Tests, tests, dreaded tests. From preschool to university to obtaining a driver’s license, assessments mark milestones and help people prove their worth. Some people critique assessments as an arbitrary measurement; something that tests short-term memory, not knowledge.
But research has shown that assessments, when created correctly, can prove helpful to every student and teacher. Here’s why.
Imagine being an early childhood education teacher; you may already be one. Now, let’s say you have 25 students. You may know all of their names. You may even know some of their strengths and weaknesses, but do you know exactly how each student is doing? Do you know how much information each student is retaining? Probably not. That is one of the principal reasons why assessments are ubiquitous across schools, workplaces, and the public sphere. But there are more reasons why assessments are important.

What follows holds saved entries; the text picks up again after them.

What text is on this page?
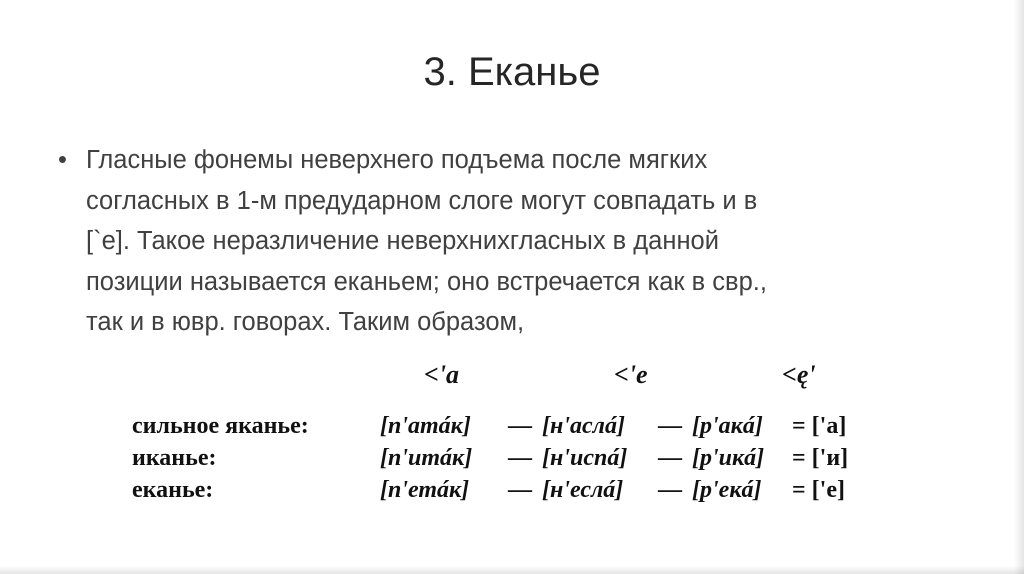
3. Еканье
• Гласные фонемы неверхнего подъема после мягких
согласных в 1-м предударном слоге могут совпадать и в
[`е]. Такое неразличение неверхнихгласных в данной
позиции называется еканьем; оно встречается как в свр.,
так и в ювр. говорах. Таким образом,
<'а	<'е	<ę'
сильное яканье:	[п'атáк] — [н'аслá] — [р'aкá] = ['а]
иканье:	[п'итáк] — [н'испá] — [р'икá] = ['и]
еканье:	[п'етáк] — [н'еслá] — [р'екá] = ['е]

What Are the Three Purposes of Assessment in Childhood Education?
Assessments act as one of the best available check-ins that a teacher has, especially since students in early education aren’t always upfront about their struggles. Who wants to admit that they don’t understand the meaning of a word? Who wants to interrupt a class to tell a teacher that they’re confused?
Unfortunately, classroom environments often discourage this behavior. With assessments, though, the status of young children becomes clear. An assessment clearly analyzes whether children are learning.
Assessments can also be a means by which students gain confidence. How great does it feel to ace a test for which you’ve been studying for weeks? In sports, we love to score a goal or shoot a three-pointer. But in school, we love to walk home with that A grade.
Assessments are a means of confidence, pride, and friendly competition. Moreover, they’re a reward system that keeps students focused on their schooling. If it weren’t for mile markers like assessments, how would we know how we’re faring in school?
But assessments don’t only test students. No, it does a whole lot more. Look at it this way. How would Einstein perform as a student if his teacher weren’t attentive to his needs? Would he have still become a Nobel Prize-winning physicist and perhaps the smartest person in the past few generations? The verdict is out, but probably not. It’s unlikely that each of Einstein’s teachers was an expert in the field, but they were probably at least well in tune with their students’ needs. This leads us to the next matter at hand–assessing teachers.
How and Why Do We Assess Teachers?
Look at it this way. Two first-grade history teachers administer the same exam. In one class, the students score an average grade of an A. In the other class, however, the students get an average grade of a C. As we’ve said, the test is equal, and there are no significant differences between the students’ abilities in the two first-grade classes. So what does the discrepancy indicate? Probably that one of the teachers isn’t doing so well.
So, assessments are at least a two-way street. Even if the discrepancy between two different grades isn’t so large, assessments can find gaps in a teacher’s lessons. For example, if every student gets the same answer wrong, it’s probably because teachers didn’t provide the necessary lessons and study materials for the students to succeed. Assessments can reflect beyond a teacher, too. What if the subject lead or principal never provided teachers with the lesson plans and materials that they need? In that case, a gap in test scores can point to issues with the school itself.
Final Thoughts on Assessment in Early Childhood Education
As you can see, assessments don’t only look at students but at school districts and teachers, too. And in some meta sense, assessments also examine the efficacy of our education system and its role in the education of young children. Are subject leads paying attention to the latest theories, research, and trends in education? There are dozens of curricula for early childhood programs; assessments may prove just which one is the strongest.
Just as assessments govern our academic and professional lives, they also play a critical role in the education of young children. As far as we know, there are no early childhood programs with no form of assessments at all. They’re one of the best ways to gauge how children learn and whether children learn, especially when one is trying to gauge the progress of students in a large group. Thanks to assessments, parents, schools, and teachers can fully grasp the education that young children receive.